An Excellent Holiday Entrypoint for Wilderness Backpacking, and to Learn about the Holiday
You shall dwell in booths seven days; all citizens of Israel shall dwell in booths; so that your generations may know that I made the children of Israel to dwell in booths, when I brought them out of the land of Egypt.
Leviticus 23:42-43
I was backpacking in upstate New York during Sukkot one year, somewhere in the High Peaks, when I was hit with a hail storm. I was at least several miles from any of the shelters, so I hastily put my poncho tarp up using my hiking poles and some bungee cords, and listened as the chunks of ice bounced off of the taut sheet of nylon.
There’s a chronology to the treatment of Sukkot in Torah, the Talmud, the Geonim and Rishonim, and Acharonim through to today, which echoes the approach to all of Jewish life and wilderness experiences.

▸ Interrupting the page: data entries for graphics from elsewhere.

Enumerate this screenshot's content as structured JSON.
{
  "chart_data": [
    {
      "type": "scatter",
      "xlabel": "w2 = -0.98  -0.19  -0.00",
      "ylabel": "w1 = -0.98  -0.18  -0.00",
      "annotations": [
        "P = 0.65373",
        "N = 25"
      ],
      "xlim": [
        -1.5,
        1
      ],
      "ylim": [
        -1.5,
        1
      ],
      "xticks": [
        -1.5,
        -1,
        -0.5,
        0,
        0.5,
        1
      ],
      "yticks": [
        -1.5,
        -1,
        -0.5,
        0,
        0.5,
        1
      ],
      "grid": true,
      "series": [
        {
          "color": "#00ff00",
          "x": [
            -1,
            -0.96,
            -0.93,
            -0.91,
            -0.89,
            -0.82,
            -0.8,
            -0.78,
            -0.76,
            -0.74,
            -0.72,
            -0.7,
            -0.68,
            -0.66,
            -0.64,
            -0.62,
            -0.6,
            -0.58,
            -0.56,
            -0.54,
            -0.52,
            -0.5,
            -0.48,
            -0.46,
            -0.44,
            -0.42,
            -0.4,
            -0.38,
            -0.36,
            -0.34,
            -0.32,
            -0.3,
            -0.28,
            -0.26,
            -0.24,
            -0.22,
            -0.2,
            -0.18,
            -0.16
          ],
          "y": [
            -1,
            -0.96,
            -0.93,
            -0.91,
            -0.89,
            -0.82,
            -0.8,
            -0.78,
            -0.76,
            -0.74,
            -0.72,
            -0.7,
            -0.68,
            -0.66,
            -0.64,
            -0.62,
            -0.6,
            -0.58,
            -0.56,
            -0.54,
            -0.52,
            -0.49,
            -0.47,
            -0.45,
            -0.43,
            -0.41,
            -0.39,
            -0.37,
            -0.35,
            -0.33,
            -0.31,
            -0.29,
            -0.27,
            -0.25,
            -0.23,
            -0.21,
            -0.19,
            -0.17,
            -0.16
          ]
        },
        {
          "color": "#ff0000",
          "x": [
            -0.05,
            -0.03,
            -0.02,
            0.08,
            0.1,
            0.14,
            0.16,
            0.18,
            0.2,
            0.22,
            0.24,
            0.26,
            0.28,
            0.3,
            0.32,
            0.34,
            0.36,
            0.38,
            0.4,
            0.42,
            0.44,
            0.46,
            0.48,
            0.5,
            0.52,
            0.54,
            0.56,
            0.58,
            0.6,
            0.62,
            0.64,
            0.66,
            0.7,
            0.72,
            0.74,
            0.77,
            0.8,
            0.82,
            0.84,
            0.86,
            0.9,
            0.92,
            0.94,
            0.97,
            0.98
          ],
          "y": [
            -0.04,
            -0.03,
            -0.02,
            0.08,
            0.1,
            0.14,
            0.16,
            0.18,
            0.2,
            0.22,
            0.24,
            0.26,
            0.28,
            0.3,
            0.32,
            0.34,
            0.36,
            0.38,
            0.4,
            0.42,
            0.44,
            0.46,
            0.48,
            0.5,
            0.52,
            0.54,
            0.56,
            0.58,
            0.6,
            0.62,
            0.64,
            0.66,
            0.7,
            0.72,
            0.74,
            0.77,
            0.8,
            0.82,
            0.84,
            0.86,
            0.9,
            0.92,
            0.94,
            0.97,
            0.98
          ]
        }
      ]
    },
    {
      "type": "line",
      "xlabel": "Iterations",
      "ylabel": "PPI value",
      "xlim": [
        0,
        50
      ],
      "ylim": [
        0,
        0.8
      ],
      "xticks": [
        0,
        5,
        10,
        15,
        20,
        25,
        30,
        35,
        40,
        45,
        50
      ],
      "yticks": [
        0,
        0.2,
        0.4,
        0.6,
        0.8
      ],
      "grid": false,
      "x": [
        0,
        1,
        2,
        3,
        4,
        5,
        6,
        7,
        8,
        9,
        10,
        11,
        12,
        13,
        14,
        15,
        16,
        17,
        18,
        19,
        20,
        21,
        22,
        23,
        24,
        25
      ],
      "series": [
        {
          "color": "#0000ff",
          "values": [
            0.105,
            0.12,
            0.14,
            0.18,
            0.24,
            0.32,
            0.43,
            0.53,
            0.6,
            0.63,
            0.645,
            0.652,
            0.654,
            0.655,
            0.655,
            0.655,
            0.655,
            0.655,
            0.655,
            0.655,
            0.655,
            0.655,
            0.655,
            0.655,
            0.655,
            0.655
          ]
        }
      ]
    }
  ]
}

We start with just doing it. The concept of a pilgrimage festival and sleeping in a sukkah celebrates both the harvest and as a reminder of where we come from.
It’s not indistinct from the “call of the outdoors.” We get outside because we want to remember, if that’s the right word, something primal.

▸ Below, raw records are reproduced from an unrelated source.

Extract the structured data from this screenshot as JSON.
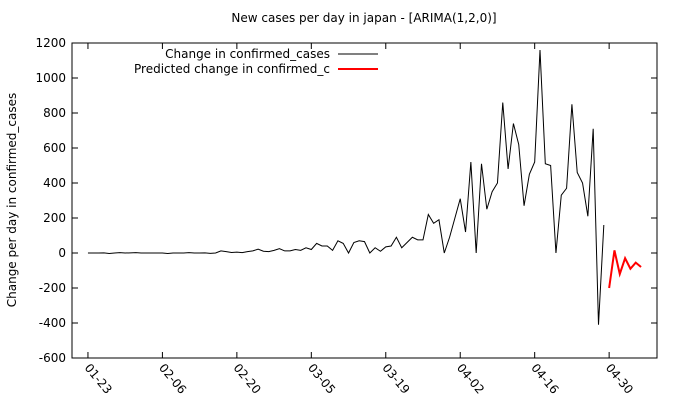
{
  "chart_data": {
    "type": "line",
    "title": "New cases per day in japan -  [ARIMA(1,2,0)]",
    "y_label": "Change per day in confirmed_cases",
    "legend": "top-left",
    "grid": false,
    "xlim": [
      "01-20",
      "05-09"
    ],
    "xticks": [
      "01-23",
      "02-06",
      "02-20",
      "03-05",
      "03-19",
      "04-02",
      "04-16",
      "04-30"
    ],
    "ylim": [
      -600,
      1200
    ],
    "yticks": [
      -600,
      -400,
      -200,
      0,
      200,
      400,
      600,
      800,
      1000,
      1200
    ],
    "series": [
      {
        "name": "Change in confirmed_cases",
        "color": "#000000",
        "x": [
          "01-23",
          "01-24",
          "01-25",
          "01-26",
          "01-27",
          "01-28",
          "01-29",
          "01-30",
          "01-31",
          "02-01",
          "02-02",
          "02-03",
          "02-04",
          "02-05",
          "02-06",
          "02-07",
          "02-08",
          "02-09",
          "02-10",
          "02-11",
          "02-12",
          "02-13",
          "02-14",
          "02-15",
          "02-16",
          "02-17",
          "02-18",
          "02-19",
          "02-20",
          "02-21",
          "02-22",
          "02-23",
          "02-24",
          "02-25",
          "02-26",
          "02-27",
          "02-28",
          "02-29",
          "03-01",
          "03-02",
          "03-03",
          "03-04",
          "03-05",
          "03-06",
          "03-07",
          "03-08",
          "03-09",
          "03-10",
          "03-11",
          "03-12",
          "03-13",
          "03-14",
          "03-15",
          "03-16",
          "03-17",
          "03-18",
          "03-19",
          "03-20",
          "03-21",
          "03-22",
          "03-23",
          "03-24",
          "03-25",
          "03-26",
          "03-27",
          "03-28",
          "03-29",
          "03-30",
          "03-31",
          "04-01",
          "04-02",
          "04-03",
          "04-04",
          "04-05",
          "04-06",
          "04-07",
          "04-08",
          "04-09",
          "04-10",
          "04-11",
          "04-12",
          "04-13",
          "04-14",
          "04-15",
          "04-16",
          "04-17",
          "04-18",
          "04-19",
          "04-20",
          "04-21",
          "04-22",
          "04-23",
          "04-24",
          "04-25",
          "04-26",
          "04-27",
          "04-28",
          "04-29"
        ],
        "values": [
          0,
          0,
          0,
          1,
          -3,
          0,
          2,
          0,
          1,
          2,
          0,
          0,
          0,
          0,
          0,
          -3,
          0,
          0,
          0,
          2,
          0,
          0,
          1,
          -2,
          0,
          12,
          8,
          3,
          5,
          2,
          8,
          12,
          22,
          10,
          8,
          15,
          25,
          12,
          12,
          20,
          15,
          30,
          20,
          55,
          40,
          40,
          15,
          70,
          55,
          0,
          60,
          70,
          65,
          0,
          30,
          10,
          35,
          40,
          90,
          30,
          60,
          90,
          75,
          75,
          220,
          170,
          190,
          0,
          90,
          200,
          310,
          120,
          520,
          0,
          510,
          250,
          350,
          400,
          860,
          480,
          740,
          620,
          270,
          450,
          520,
          1160,
          510,
          500,
          0,
          330,
          370,
          850,
          460,
          400,
          210,
          710,
          -410,
          160
        ]
      },
      {
        "name": "Predicted change in confirmed_c",
        "color": "#ff0000",
        "x": [
          "04-30",
          "05-01",
          "05-02",
          "05-03",
          "05-04",
          "05-05",
          "05-06"
        ],
        "values": [
          -200,
          15,
          -120,
          -30,
          -90,
          -55,
          -80
        ]
      }
    ]
  }
}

Then, in the Talmud, we get the treatment of how to build a sukkah, and what makes a sukkah “correct” under Jewish law, how we sleep in it, how we take our meals in it, and so forth.
This is where our relationship to the outdoors matures. Maybe we’ve been carrying too-heavy tents and sleeping bags, cooking our food over fires instead of stoves. Like learning to build a proper sukkah, we’re at this point transitioning to lighter gear and less impactful outdoor practices.
Finally, we’re left with “what does this mean?” What are the esoteric, moral, and spiritual dimensions of Sukkot? Why do we welcome the ushpizin?
Will there be land for me to hike on in a decade or more? What can I do to preserve these treasures I backpack through? Why do I keep coming back to the woods?
Sukkot is a holiday that captures gratitude, providence, the payoff of hard labor, and finally, the Jew’s visceral relationship to his or her history. An outdoor Jew then—especially during Sukkot—is sharing a common space with the ancestor who slept beneath the stars for 40 years in the wilderness.